BREAKING NEWS

Freed US prisoner popped champagne on leaving Iranian air space

BERLIN - Amir Hekmati, one of the Americans freed in a prisoner swap with Iran, said he did not believe until the very last moment that he would be let go and he celebrated with champagne once the Swiss plane flying him out left Iranian air space.
Hekmati, who was detained in August 2011 while visiting family in Iran, told reporters outside a US military hospital in Landstuhl, Germany on Tuesday that he felt "very lucky" to be free again.

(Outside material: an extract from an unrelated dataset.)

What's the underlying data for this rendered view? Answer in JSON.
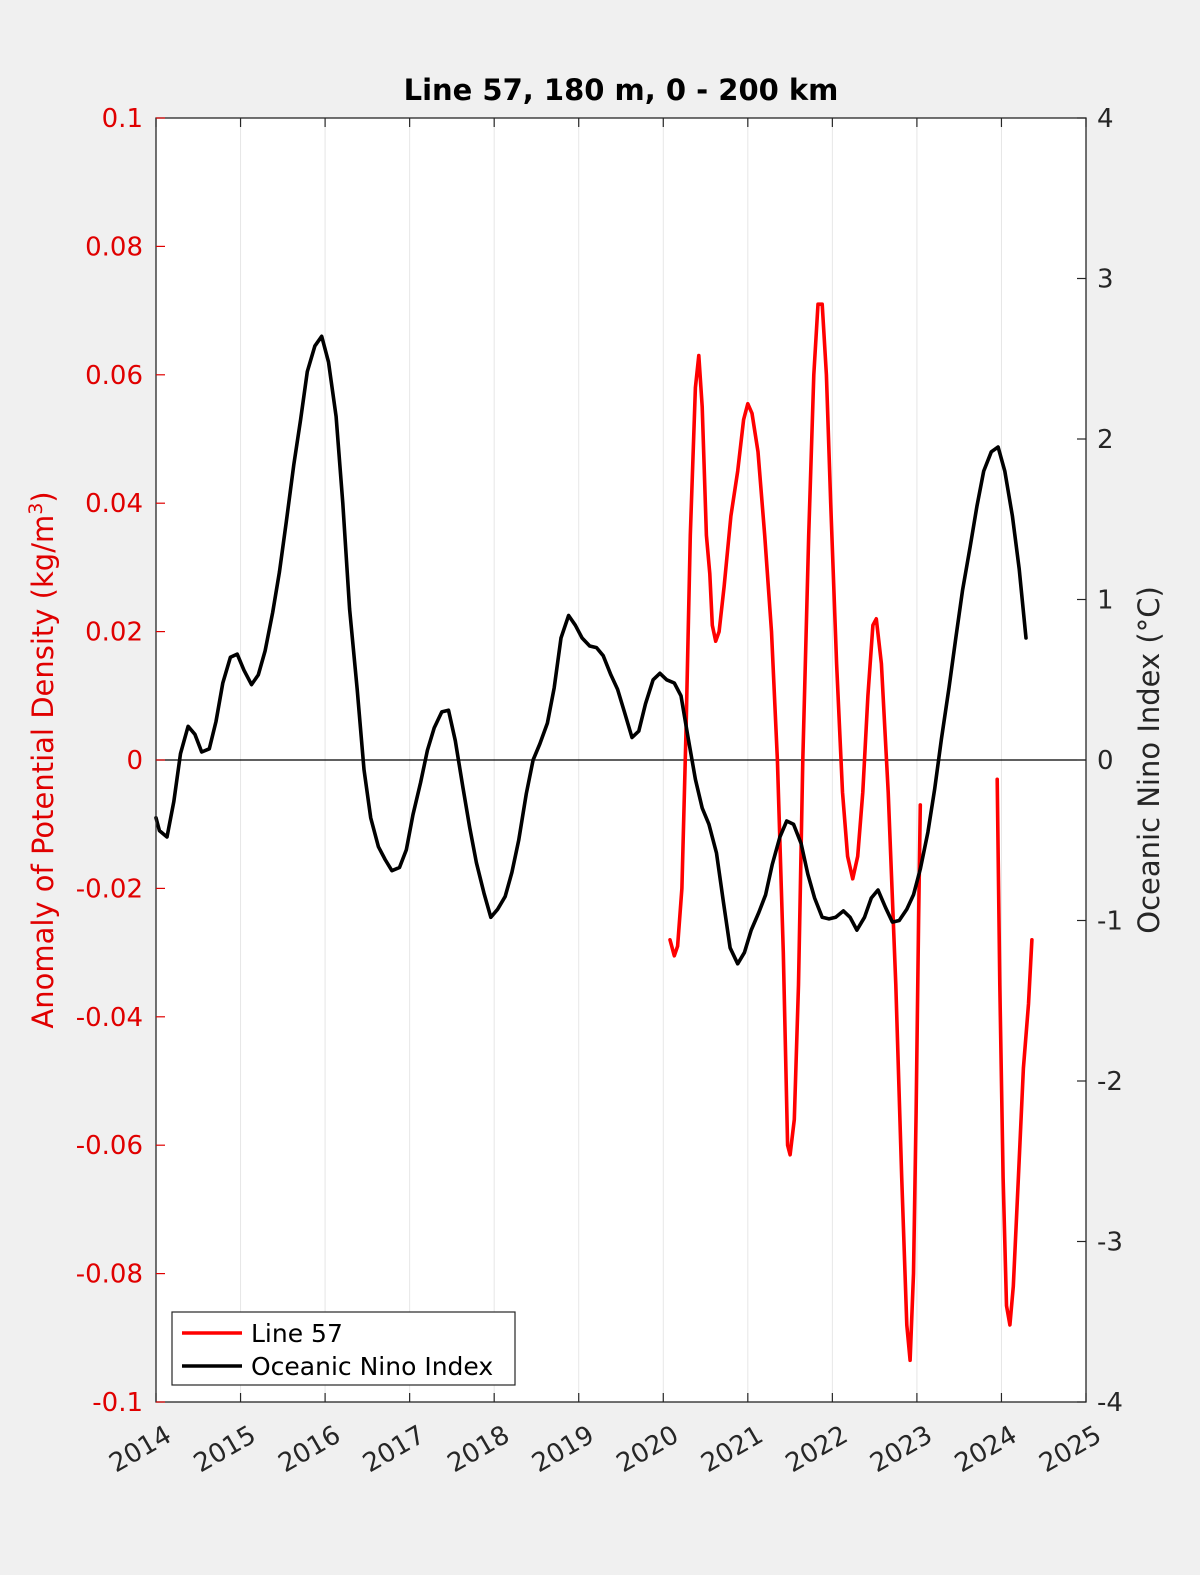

"It was very nerve-wracking. I was worried that maybe the Iranian side was going to make new demands in the last minute or that the deal wasn't going to work out," he said.
Hekmati was released at the weekend along with four other Americans in a deal negotiated between Washington and Iran.
The prisoner swap followed the lifting of most international sanctions against Iran under a deal to curb its nuclear program.
"This is all so surreal and we're just soaking it all in right now," Hekmati said, adding his release had come as a surprise.
"I was at a point where I had just sort of accepted the fact that I was going to be spending ten years in prison, so this was a surprise and I feel extremely blessed to see my government do so much for me," he said.
A Swiss plane took Hekmati along with Jason Rezaian, the Washington Post's Tehran bureau chief and Saeed Abedini, a pastor from Idaho, as well as some family members, from Tehran to Geneva on Sunday.
"As soon as we got out of Iranian air space the champagne bottles were popped," he said, adding that the Swiss served them veal and chocolates.
After arriving in Geneva, they three left for a US military base in Germany where they have been undergoing medical evaluations.
Hekmati has seen his sister and brother-in-law and said he hopes to return home soon to be reunited with the rest of his family.